When the referendum was first announced, I took what many thought an odd approach - that it would make little difference in the long term which way we vote. Either way, there will inevitably be treaty change to unify the economies of the Eurozone countries, creating a central EU core, and a two-speed EU. The UK would be in the slow lane. And if we were to leave the EU, we would have to negotiate agreement with our current EU partners giving us access to the single market - not that much different from being in the 'slow lane. Must admit, this theory secured no purchase whatsoever. So I've given up on it.

Anyway, here are quotes from Lord Hague's Telegraph article on what 'Remain' should mean if we vote for it. 

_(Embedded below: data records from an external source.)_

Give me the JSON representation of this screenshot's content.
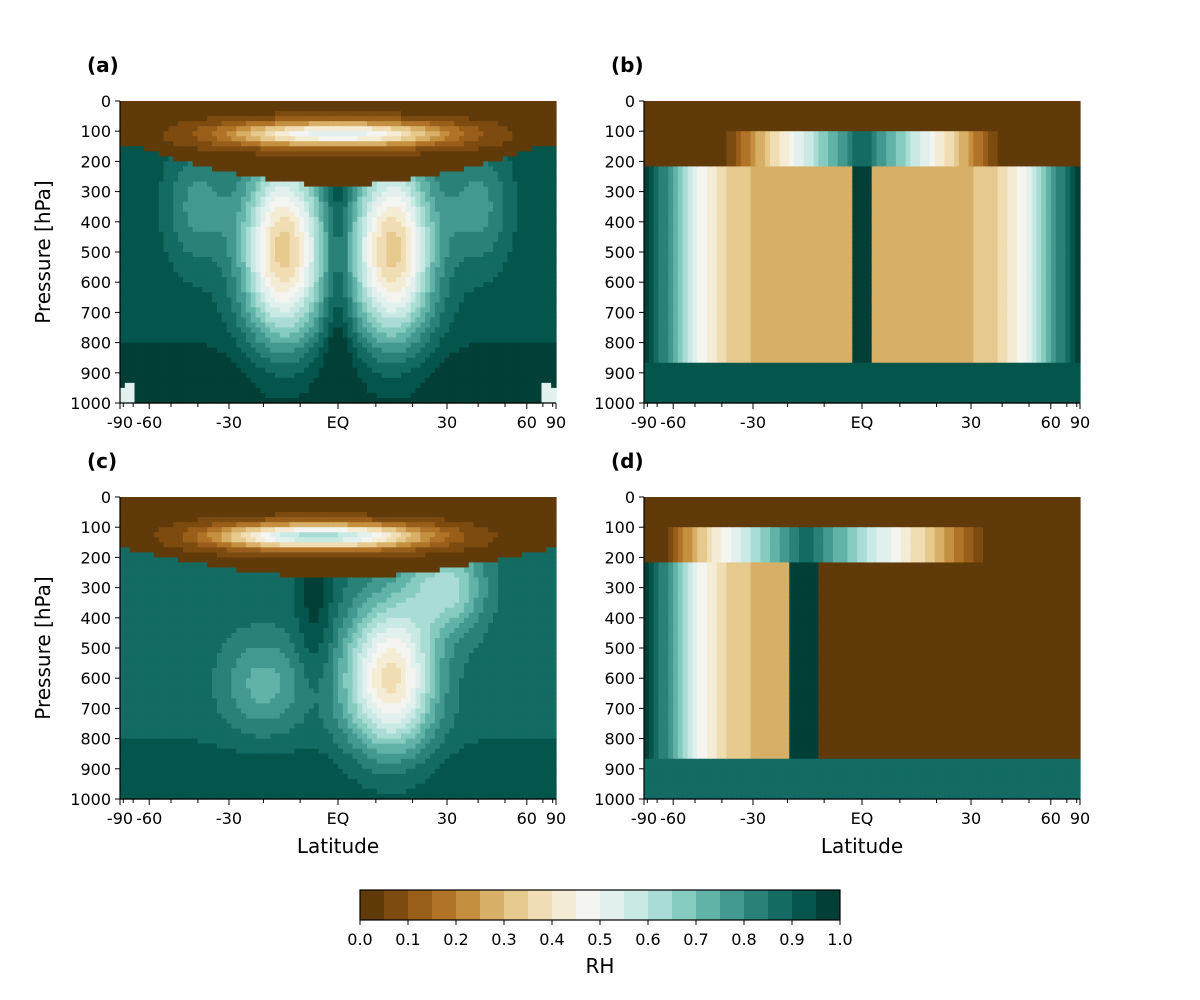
{
  "chart_data": {
    "type": "heatmap",
    "description_panels": [
      {
        "label": "(a)"
      },
      {
        "label": "(b)"
      },
      {
        "label": "(c)"
      },
      {
        "label": "(d)"
      }
    ],
    "panels": [
      {
        "id": "a",
        "label": "(a)",
        "xlabel": "",
        "ylabel": "Pressure [hPa]",
        "xlim": [
          -90,
          90
        ],
        "ylim": [
          1000,
          0
        ],
        "x_ticks": [
          "-90",
          "-60",
          "-30",
          "EQ",
          "30",
          "60",
          "90"
        ],
        "y_ticks": [
          "0",
          "100",
          "200",
          "300",
          "400",
          "500",
          "600",
          "700",
          "800",
          "900",
          "1000"
        ],
        "pattern": "symmetric-dry-subtropics"
      },
      {
        "id": "b",
        "label": "(b)",
        "xlabel": "",
        "ylabel": "",
        "xlim": [
          -90,
          90
        ],
        "ylim": [
          1000,
          0
        ],
        "x_ticks": [
          "-90",
          "-60",
          "-30",
          "EQ",
          "30",
          "60",
          "90"
        ],
        "y_ticks": [
          "0",
          "100",
          "200",
          "300",
          "400",
          "500",
          "600",
          "700",
          "800",
          "900",
          "1000"
        ],
        "pattern": "idealized-symmetric"
      },
      {
        "id": "c",
        "label": "(c)",
        "xlabel": "Latitude",
        "ylabel": "Pressure [hPa]",
        "xlim": [
          -90,
          90
        ],
        "ylim": [
          1000,
          0
        ],
        "x_ticks": [
          "-90",
          "-60",
          "-30",
          "EQ",
          "30",
          "60",
          "90"
        ],
        "y_ticks": [
          "0",
          "100",
          "200",
          "300",
          "400",
          "500",
          "600",
          "700",
          "800",
          "900",
          "1000"
        ],
        "pattern": "asymmetric-north-dry"
      },
      {
        "id": "d",
        "label": "(d)",
        "xlabel": "Latitude",
        "ylabel": "",
        "xlim": [
          -90,
          90
        ],
        "ylim": [
          1000,
          0
        ],
        "x_ticks": [
          "-90",
          "-60",
          "-30",
          "EQ",
          "30",
          "60",
          "90"
        ],
        "y_ticks": [
          "0",
          "100",
          "200",
          "300",
          "400",
          "500",
          "600",
          "700",
          "800",
          "900",
          "1000"
        ],
        "pattern": "idealized-asymmetric"
      }
    ],
    "colorbar": {
      "label": "RH",
      "range": [
        0.0,
        1.0
      ],
      "ticks": [
        "0.0",
        "0.1",
        "0.2",
        "0.3",
        "0.4",
        "0.5",
        "0.6",
        "0.7",
        "0.8",
        "0.9",
        "1.0"
      ],
      "levels": 20,
      "colors": [
        "#613a0a",
        "#7d4b0f",
        "#995e19",
        "#b07328",
        "#c4903f",
        "#d7af66",
        "#e6c98d",
        "#f1ddb3",
        "#f5ecd6",
        "#f4f4f1",
        "#e2f0ee",
        "#c9e9e4",
        "#a9dcd4",
        "#86cbc0",
        "#61b3a8",
        "#43998f",
        "#2a8177",
        "#136b62",
        "#04564c",
        "#023f36"
      ]
    }
  }
}
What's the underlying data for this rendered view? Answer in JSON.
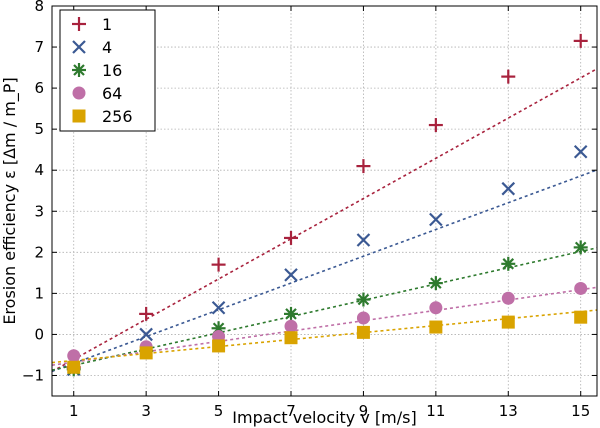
{
  "chart_data": {
    "type": "scatter",
    "title": "",
    "xlabel": "Impact velocity v [m/s]",
    "ylabel": "Erosion efficiency ε [Δm / m_P]",
    "xlim": [
      0.4,
      15.45
    ],
    "ylim": [
      -1.5,
      8
    ],
    "xticks": [
      1,
      3,
      5,
      7,
      9,
      11,
      13,
      15
    ],
    "yticks": [
      -1,
      0,
      1,
      2,
      3,
      4,
      5,
      6,
      7,
      8
    ],
    "grid": true,
    "legend_position": "top-left",
    "x": [
      1,
      3,
      5,
      7,
      9,
      11,
      13,
      15
    ],
    "series": [
      {
        "name": "1",
        "marker": "plus",
        "color": "#a8223d",
        "values": [
          -0.8,
          0.5,
          1.7,
          2.35,
          4.1,
          5.1,
          6.28,
          7.15
        ],
        "fit": [
          -1.1,
          0.49
        ]
      },
      {
        "name": "4",
        "marker": "x",
        "color": "#3b5993",
        "values": [
          -0.85,
          0.0,
          0.65,
          1.45,
          2.3,
          2.8,
          3.55,
          4.45
        ],
        "fit": [
          -1.03,
          0.326
        ]
      },
      {
        "name": "16",
        "marker": "star",
        "color": "#2e7a2e",
        "values": [
          -0.85,
          -0.4,
          0.15,
          0.5,
          0.85,
          1.25,
          1.72,
          2.12
        ],
        "fit": [
          -0.95,
          0.198
        ]
      },
      {
        "name": "64",
        "marker": "circle",
        "color": "#bf6fa7",
        "values": [
          -0.52,
          -0.3,
          -0.05,
          0.2,
          0.4,
          0.65,
          0.88,
          1.12
        ],
        "fit": [
          -0.8,
          0.126
        ]
      },
      {
        "name": "256",
        "marker": "square",
        "color": "#d9a300",
        "values": [
          -0.8,
          -0.45,
          -0.28,
          -0.08,
          0.05,
          0.18,
          0.3,
          0.42
        ],
        "fit": [
          -0.72,
          0.085
        ]
      }
    ]
  }
}
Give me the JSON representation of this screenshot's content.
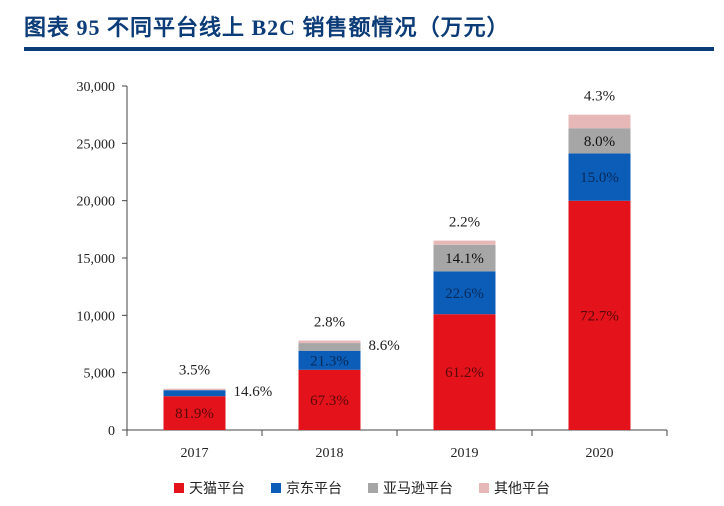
{
  "title": "图表 95   不同平台线上 B2C 销售额情况（万元）",
  "chart_data": {
    "type": "bar",
    "stacked": true,
    "title": "不同平台线上 B2C 销售额情况（万元）",
    "categories": [
      "2017",
      "2018",
      "2019",
      "2020"
    ],
    "ylim": [
      0,
      30000
    ],
    "yticks": [
      "0",
      "5,000",
      "10,000",
      "15,000",
      "20,000",
      "25,000",
      "30,000"
    ],
    "ytick_values": [
      0,
      5000,
      10000,
      15000,
      20000,
      25000,
      30000
    ],
    "grid": false,
    "legend_position": "bottom",
    "series": [
      {
        "name": "天猫平台",
        "color": "#e3121b",
        "values": [
          2948,
          5249,
          10098,
          19993
        ],
        "labels": [
          "81.9%",
          "67.3%",
          "61.2%",
          "72.7%"
        ],
        "label_color": "#5a0a0a",
        "label_pos": [
          "inside",
          "inside",
          "inside",
          "inside"
        ]
      },
      {
        "name": "京东平台",
        "color": "#0b5db8",
        "values": [
          526,
          1661,
          3729,
          4125
        ],
        "labels": [
          "14.6%",
          "21.3%",
          "22.6%",
          "15.0%"
        ],
        "label_color": "#0a2a5a",
        "label_pos": [
          "right",
          "inside",
          "inside",
          "inside"
        ]
      },
      {
        "name": "亚马逊平台",
        "color": "#a6a6a6",
        "values": [
          0,
          671,
          2327,
          2200
        ],
        "labels": [
          "",
          "8.6%",
          "14.1%",
          "8.0%"
        ],
        "label_color": "#111111",
        "label_pos": [
          "none",
          "right",
          "inside",
          "inside"
        ]
      },
      {
        "name": "其他平台",
        "color": "#e6b9b8",
        "values": [
          126,
          218,
          363,
          1183
        ],
        "labels": [
          "3.5%",
          "2.8%",
          "2.2%",
          "4.3%"
        ],
        "label_color": "#222222",
        "label_pos": [
          "above",
          "above",
          "above",
          "above"
        ]
      }
    ]
  }
}
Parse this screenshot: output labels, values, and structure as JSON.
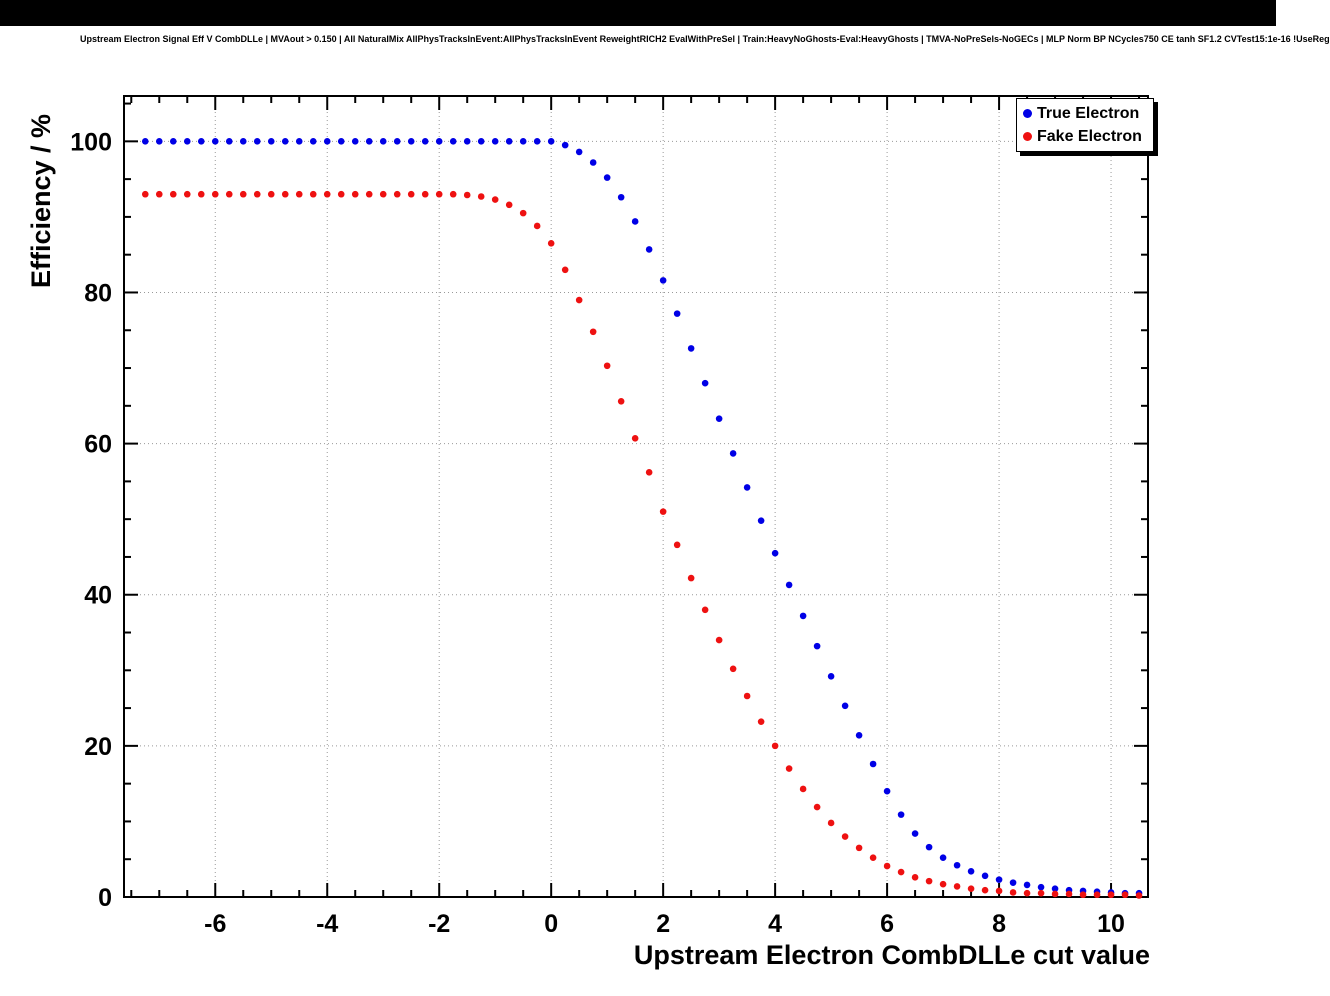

"changes should be built on an explicitly two-tier EU, using as a starting point the agreement by EU leaders in February that Britain is not committed to 'ever closer Union' and that the rights of non-Euro countries are protected".  
"the inner core of the EU should relax about Britain, the Nordic countries and any others being happier in an outer tier, but not part of it's more centralising ideas". "There should be a huge drive for more free trade with the rest of the world, a single market in products sold digitally, and a true single market in energy  to keep prices down and avoid dependence on Russia."

I read the article twice. Makes 'Remain' look a less demoralising prospect !!